The number of D.C. 33 and 47 municipal employees who earn less than federal poverty standards has doubled since Mayor Michael Nutter took office in 2008.

Unions Nutter Union members called on Mayor Michael Nutter to negotiate contracts at a recent rally outside City Hall. Credit: Rikard Larma/Metro

A recent study from Temple University associate professor of economics Michael Bognanno found the percentage of city workers living in poverty has doubled under the tenure of Mayor Michael Nutter.

Members of Philadelphia's two municipal unions – white collar union AFSCME District Council 47 and blue collar union District Council 33 – have been working for five yearswithout a contract or corresponding wage and benefit increases.

In fact, since Nutter took office in 2008, the city hasn’t resolved a contract with a single union outside of the state’s legally mandated third party arbitration process.

"City workers have suffered and been held hostage by this mayor for too long," D.C. 33 president Pete Matthews said in a statement.

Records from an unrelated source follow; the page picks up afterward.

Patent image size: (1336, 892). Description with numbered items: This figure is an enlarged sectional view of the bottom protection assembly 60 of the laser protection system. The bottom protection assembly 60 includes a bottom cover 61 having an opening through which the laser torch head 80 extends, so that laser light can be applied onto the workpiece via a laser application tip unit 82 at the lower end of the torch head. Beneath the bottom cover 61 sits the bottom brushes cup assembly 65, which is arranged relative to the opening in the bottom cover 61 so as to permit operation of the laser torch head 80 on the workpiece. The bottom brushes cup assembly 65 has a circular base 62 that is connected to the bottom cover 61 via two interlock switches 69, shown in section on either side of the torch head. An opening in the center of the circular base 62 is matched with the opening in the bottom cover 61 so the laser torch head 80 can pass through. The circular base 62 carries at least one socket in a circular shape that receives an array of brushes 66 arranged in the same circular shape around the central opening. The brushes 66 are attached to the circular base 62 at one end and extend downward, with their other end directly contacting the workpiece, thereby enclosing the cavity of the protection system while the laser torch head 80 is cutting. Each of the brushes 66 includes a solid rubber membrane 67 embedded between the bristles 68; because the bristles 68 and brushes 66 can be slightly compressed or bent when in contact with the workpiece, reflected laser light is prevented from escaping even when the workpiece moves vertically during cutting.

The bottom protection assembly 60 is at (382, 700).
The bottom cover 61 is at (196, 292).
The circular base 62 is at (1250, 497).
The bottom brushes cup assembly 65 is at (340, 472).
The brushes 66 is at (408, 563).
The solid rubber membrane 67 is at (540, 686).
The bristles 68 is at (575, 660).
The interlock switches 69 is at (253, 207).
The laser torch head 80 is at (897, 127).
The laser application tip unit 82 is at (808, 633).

"This report confirms what our members have felt for years under Mayor Nutter. Every day he refuses to negotiate with our members forces more and more of these hard working men and women into poverty."

According to the study, "Poverty Thresholds and Rates of Poverty Within AFSCME District Council 33 and 47," between 2007 and 2013 there was a 50.6 percent increase in the number of D.C. 33 and 47 employees who earn less than the U.S. Department of Health and Human Services poverty guideline for a family of four, as adjusted for Philadelphia's cost of living.

A combined 41.9 percent of D.C. 33 and 47 employees now earn less than the $35,310 adjusted HHS poverty guideline.

When using the U.S. Census Bureau's Supplemental Poverty Measure, that number jumps to 75.8 percent of municipal workers.

That's a huge jump from the 20.7 percent of D.C. 33 and 47 members who in 2007 earned less than the HHS poverty guideline.

"It is an absolute disgrace that our members, who keep this city operating, go home to poverty at night," D.C. 47 president Cathy Scott said in a statement.

"After graduating from college with huge debt from college loans, our members work for the city because they believe in public service. They should not make poverty wages in order to be a dedicated public employee."

The study found that, despite municipal workers' poverty wages, employees generally don't qualify for assistance programs.

No members of D.C. 33 or 47 are eligible to participate in the Low Income Home Energy Assistance Program because they use federal poverty income guidelines that aren't adjusted for the local cost of living, which amounts to $23,550 for a family of four.

Similarly, the study found no D.C. 47 members and, at most, 24.6 percent of D.C. 33 members qualify for Supplemental Nutrition and Assistance Program benefits, which require that a four-member household have assets of $2,000 or less and a gross income at or below 130 percent of the federal poverty line, which amounts to $30,615 for a family of four.

The study concluded that of the 24.6 percent of D.C. 33 members who would qualify for SNAP benefits, the vast majority are unlikely to be able to take advantage of the aid due to the asset limit.

Members of both unions are also unlikely to qualify for Temporary Assistance to Needy Families, which requires both a low household income and assets of $1,000 or less and mandates the recipient look for a job or participate in a job training program.

Nutter in February said he'd reached an "impasse" in contract negotiations with D.C. 33 and petitioned the state Supreme Court for the power to unilaterally impose contract terms.

"We have been ready and willing to negotiate with this mayor," Matthews said.

"He is the one who has refused to come back to the table, instead going to the Pennsylvania state Supreme Court to overturn collective bargaining rights for all public sector workers."

By the numbers

$35,310 The U.S. Department of Health and Human Services 2013 poverty guideline for a family of four, adjusted for Philadelphia's cost of living standards.

58% Of D.C. 33 members, alone, earn less than $35,310 per year.

41.9% Of District Council 33 and 47 workers, together, earn less than $35,310 per year, falling below the adjusted HHS poverty guideline for a sole-earner in a family of four.

$30,975 The HHS 2007 poverty guideline for a family of four, adjusted for Philadelphia's cost of living standards.

20.7% Of D.C. 33 and 47 members in 2007 earned less than $30,975 per year, falling below the adjusted HHS poverty guideline for a sole-earner in a family of four.